The number one question I get asked by recruiters is, how can I increase my existing rate with current clients?
And it’s a big deal. A good consultant could be making £100k+ from clients who come back to them again and again, and they don’t want to put that revenue at risk.
At the same time, good consultants look at their average fee % and question whether they want to keep working on ‘legacy’ rates with their big clients. Especially if those rates were agreed a few years ago, when there were more candidates around and recruitment felt that little bit easier.
Getting your current clients to agree to a higher fee can make a big difference to your annual revenue. So here are my three tips on reducing the risk and increasing the impact of getting your existing clients to pay you more.
Tip 1: Make it a future-problem
First of all, it’s important to let your client know in advance that a price increase is coming.
We talk about pain points in sales. And being told the price is going up is a pain point. In fact there’s physiological research that shows that people experience actual pain when they see a price increase.
So let’s reduce that pain by taking it out of the here-and-now. When you say, ‘In six months’ time the price is going to go up’, the client starts to feel pain. But then the brain kicks in to remind the body that it’s not actually happening now, so they can worry about it later.
It's not my problem right now, the client thinks. And when the price rise does happen, the pain was already factored in.
Tip 2: Sweeten the deal
Introduce your price increase by telling your client the rate that you charge your new clients. Chances are, there’s a big gap between the rate they’ve agreed with you and your 2022 price.
Then sweeten the deal by explaining that you’ll give them a better price than your new clients get. Of course it will be an increase from what they’re currently on, but in context they’ll see it as a smaller increase than it could be.
You can even combine the two tips by telling them about a second price increase in the future. Again, nothing to worry about now, and they’ll still be getting a good deal… but you’re starting to shift them away from the legacy rate they’ve been paying for years.
Tip 3: Worst first
It’s all very well knowing how to increase your prices, but you’re still going to feel nervous about putting relationships at risk. So start where the risk is lowest.

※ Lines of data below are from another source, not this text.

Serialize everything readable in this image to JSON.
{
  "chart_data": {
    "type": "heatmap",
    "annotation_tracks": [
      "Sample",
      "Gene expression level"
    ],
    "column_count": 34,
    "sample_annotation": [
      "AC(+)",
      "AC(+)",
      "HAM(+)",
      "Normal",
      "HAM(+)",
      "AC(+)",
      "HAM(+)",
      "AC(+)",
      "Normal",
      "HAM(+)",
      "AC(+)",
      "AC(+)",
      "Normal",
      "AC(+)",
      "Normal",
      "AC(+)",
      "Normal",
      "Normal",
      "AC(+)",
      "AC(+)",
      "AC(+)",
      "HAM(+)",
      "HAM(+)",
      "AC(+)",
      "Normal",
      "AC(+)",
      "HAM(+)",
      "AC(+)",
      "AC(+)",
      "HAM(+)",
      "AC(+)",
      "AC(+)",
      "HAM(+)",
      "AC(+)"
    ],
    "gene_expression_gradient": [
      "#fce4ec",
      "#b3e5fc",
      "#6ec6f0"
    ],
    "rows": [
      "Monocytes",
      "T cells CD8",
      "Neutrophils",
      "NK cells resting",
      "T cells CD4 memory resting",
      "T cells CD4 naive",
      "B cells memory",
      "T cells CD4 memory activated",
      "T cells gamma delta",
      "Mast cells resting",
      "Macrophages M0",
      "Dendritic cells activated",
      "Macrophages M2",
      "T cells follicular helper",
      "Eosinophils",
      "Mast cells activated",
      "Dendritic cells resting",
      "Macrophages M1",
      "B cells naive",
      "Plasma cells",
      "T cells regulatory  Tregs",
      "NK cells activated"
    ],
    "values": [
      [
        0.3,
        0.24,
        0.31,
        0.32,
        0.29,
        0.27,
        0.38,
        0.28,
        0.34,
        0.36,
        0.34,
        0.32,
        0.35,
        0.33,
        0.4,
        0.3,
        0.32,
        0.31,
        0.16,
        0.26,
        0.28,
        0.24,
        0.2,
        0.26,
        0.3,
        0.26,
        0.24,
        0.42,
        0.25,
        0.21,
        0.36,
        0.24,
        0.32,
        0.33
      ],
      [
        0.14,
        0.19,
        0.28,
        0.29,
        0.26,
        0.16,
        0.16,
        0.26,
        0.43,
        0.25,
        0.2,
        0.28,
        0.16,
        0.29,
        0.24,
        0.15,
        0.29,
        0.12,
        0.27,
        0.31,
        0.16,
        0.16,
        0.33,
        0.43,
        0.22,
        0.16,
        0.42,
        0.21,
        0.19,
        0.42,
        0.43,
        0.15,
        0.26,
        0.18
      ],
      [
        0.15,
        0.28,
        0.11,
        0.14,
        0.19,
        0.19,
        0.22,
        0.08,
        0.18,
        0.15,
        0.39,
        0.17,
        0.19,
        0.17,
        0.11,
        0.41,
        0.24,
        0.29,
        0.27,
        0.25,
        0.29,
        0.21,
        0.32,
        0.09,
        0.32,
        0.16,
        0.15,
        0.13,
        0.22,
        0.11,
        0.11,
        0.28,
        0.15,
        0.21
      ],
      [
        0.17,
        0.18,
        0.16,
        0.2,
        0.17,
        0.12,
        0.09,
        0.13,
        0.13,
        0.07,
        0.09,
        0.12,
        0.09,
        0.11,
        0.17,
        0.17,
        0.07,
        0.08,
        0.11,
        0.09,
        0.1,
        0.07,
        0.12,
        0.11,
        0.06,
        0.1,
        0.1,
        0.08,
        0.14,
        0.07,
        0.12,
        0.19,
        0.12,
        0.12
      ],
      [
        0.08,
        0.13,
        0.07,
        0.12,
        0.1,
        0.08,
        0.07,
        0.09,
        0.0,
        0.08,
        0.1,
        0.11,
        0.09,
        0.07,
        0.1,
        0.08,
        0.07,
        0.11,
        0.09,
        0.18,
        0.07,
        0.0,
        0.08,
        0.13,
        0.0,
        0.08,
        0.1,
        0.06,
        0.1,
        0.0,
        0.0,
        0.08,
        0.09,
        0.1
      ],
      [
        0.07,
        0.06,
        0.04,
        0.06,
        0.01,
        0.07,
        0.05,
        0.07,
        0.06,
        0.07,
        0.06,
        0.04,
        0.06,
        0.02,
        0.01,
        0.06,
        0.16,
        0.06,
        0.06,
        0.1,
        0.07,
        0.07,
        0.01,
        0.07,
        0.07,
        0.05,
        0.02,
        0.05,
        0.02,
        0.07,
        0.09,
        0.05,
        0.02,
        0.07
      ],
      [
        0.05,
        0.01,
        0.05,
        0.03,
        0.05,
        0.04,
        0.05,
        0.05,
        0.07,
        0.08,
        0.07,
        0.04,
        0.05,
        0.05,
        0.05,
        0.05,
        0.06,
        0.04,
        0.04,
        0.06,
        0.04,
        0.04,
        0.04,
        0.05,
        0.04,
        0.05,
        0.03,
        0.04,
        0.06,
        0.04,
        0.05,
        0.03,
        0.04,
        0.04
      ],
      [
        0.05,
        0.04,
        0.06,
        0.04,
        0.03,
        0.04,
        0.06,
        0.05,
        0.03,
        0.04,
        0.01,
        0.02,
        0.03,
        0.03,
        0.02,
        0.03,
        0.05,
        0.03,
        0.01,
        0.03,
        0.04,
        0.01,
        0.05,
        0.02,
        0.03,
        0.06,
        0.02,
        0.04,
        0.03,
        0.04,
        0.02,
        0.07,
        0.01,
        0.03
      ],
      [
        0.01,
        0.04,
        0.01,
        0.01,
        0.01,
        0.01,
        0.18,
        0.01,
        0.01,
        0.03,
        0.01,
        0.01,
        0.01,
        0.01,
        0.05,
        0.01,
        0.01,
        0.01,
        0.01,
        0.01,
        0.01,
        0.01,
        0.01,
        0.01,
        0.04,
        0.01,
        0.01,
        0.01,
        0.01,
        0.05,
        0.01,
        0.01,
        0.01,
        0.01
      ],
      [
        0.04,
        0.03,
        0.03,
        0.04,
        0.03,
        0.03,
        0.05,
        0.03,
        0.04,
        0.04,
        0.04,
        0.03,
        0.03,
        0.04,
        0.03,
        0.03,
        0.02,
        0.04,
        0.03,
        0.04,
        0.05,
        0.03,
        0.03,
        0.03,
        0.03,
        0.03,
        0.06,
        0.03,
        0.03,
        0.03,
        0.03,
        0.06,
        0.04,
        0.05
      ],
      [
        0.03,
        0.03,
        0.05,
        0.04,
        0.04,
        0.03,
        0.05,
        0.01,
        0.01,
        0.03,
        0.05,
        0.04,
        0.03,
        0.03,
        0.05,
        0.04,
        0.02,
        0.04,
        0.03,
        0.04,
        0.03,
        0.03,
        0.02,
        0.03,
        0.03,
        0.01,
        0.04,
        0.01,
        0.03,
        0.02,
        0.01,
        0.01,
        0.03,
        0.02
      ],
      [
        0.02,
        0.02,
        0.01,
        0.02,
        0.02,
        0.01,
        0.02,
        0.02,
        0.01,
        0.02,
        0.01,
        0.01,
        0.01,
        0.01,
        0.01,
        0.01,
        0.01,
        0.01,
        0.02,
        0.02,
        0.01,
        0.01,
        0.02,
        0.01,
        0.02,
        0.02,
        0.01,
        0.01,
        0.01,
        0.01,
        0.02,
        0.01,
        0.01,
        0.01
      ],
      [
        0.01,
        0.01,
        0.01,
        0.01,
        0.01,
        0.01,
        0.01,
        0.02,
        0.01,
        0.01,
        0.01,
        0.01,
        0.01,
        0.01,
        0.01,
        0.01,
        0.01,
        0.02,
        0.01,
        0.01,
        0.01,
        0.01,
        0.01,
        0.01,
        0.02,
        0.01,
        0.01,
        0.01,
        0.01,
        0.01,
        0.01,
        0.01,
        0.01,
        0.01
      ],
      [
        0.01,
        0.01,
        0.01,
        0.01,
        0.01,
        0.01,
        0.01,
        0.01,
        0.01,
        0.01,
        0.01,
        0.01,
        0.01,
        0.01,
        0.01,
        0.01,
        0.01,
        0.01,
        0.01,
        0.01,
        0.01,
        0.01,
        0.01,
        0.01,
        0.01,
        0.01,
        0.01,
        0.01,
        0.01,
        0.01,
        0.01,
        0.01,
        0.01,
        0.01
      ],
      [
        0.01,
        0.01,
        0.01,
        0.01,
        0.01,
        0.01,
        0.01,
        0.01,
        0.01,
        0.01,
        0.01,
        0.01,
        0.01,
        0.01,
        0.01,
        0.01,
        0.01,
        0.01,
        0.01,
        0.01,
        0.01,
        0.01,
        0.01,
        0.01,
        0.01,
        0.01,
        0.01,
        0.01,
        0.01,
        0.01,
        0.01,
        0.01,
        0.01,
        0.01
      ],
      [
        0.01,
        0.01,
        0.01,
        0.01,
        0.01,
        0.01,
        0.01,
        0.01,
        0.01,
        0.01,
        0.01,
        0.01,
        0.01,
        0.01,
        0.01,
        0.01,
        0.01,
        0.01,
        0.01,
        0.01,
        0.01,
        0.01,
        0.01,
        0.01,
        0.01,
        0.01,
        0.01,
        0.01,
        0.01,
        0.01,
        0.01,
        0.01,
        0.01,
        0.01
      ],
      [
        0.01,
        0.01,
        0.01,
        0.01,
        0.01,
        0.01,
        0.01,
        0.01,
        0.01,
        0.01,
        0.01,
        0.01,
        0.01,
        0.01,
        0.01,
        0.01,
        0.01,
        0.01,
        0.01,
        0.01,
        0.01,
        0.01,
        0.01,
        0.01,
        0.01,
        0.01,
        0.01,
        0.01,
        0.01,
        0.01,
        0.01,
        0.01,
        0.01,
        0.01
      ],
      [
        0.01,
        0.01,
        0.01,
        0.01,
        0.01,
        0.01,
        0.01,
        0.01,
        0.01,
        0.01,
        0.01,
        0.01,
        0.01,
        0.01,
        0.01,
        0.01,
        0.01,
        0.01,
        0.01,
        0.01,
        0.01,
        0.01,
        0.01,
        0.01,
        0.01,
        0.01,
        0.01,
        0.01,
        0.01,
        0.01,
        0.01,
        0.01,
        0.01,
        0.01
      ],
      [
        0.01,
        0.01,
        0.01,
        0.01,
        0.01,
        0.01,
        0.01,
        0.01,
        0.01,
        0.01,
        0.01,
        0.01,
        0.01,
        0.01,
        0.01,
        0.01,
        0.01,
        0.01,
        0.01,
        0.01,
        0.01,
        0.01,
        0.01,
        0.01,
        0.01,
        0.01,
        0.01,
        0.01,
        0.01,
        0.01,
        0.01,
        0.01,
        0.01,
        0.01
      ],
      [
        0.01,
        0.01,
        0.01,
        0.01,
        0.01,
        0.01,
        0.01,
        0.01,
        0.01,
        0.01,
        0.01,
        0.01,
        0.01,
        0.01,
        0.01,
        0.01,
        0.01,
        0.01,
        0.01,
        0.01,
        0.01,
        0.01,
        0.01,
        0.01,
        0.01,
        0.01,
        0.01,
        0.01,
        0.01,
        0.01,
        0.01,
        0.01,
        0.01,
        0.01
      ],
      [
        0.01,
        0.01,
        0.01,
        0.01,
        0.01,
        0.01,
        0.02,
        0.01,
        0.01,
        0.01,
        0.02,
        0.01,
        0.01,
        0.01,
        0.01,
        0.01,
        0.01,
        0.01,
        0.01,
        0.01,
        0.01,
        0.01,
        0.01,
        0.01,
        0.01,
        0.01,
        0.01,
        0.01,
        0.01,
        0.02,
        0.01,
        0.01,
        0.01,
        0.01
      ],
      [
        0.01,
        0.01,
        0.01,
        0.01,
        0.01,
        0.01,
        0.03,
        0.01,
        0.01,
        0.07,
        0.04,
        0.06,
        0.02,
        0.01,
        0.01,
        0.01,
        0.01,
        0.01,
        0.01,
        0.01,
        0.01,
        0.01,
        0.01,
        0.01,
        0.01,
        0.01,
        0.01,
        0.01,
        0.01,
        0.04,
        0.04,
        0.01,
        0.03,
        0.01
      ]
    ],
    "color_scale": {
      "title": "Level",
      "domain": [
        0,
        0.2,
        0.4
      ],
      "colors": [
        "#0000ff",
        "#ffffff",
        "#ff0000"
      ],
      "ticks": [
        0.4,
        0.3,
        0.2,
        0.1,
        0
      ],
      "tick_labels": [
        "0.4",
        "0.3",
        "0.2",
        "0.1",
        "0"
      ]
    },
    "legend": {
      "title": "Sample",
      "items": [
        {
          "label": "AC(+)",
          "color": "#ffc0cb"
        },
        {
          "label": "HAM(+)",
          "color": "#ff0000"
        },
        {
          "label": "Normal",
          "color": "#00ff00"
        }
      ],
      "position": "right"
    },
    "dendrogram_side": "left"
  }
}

Before you approach anyone, make a list of all your existing clients and rank them in order of value to you. Their ranking could be based on revenue, number of roles, quality of relationship, added status of having them as a client… whatever is important to you. Then you can identify which clients you are less worried about losing.
This way you can practise justifying your price increases, learn how clients react, get a feel for what works best for you, so that when you eventually approach your biggest clients you are confident that your approach works.
Like I said, the question of raising your fees for existing clients is a difficult one. And the impact is big.
If you want help in planning how you’re going to raise prices for your current clients, simply email me and I can explain the steps we will take.
Jon
P.S. This issue has become more pronounced as recruiters have raised their prices for new clients over the last year or two. The gap between legacy clients and the 2022 intake is more noticeable than ever.
If you don’t deal with it, this gap can start to sour your relationship with those clients who have been with you for years. You can begin to resent working on lower rates, or de-prioritise their roles in favour of new clients who are paying you more.
This is unfair to your long-standing clients, and it’s unfair to you. Address the issue properly and you protect those long-term relationships while enjoying higher fees.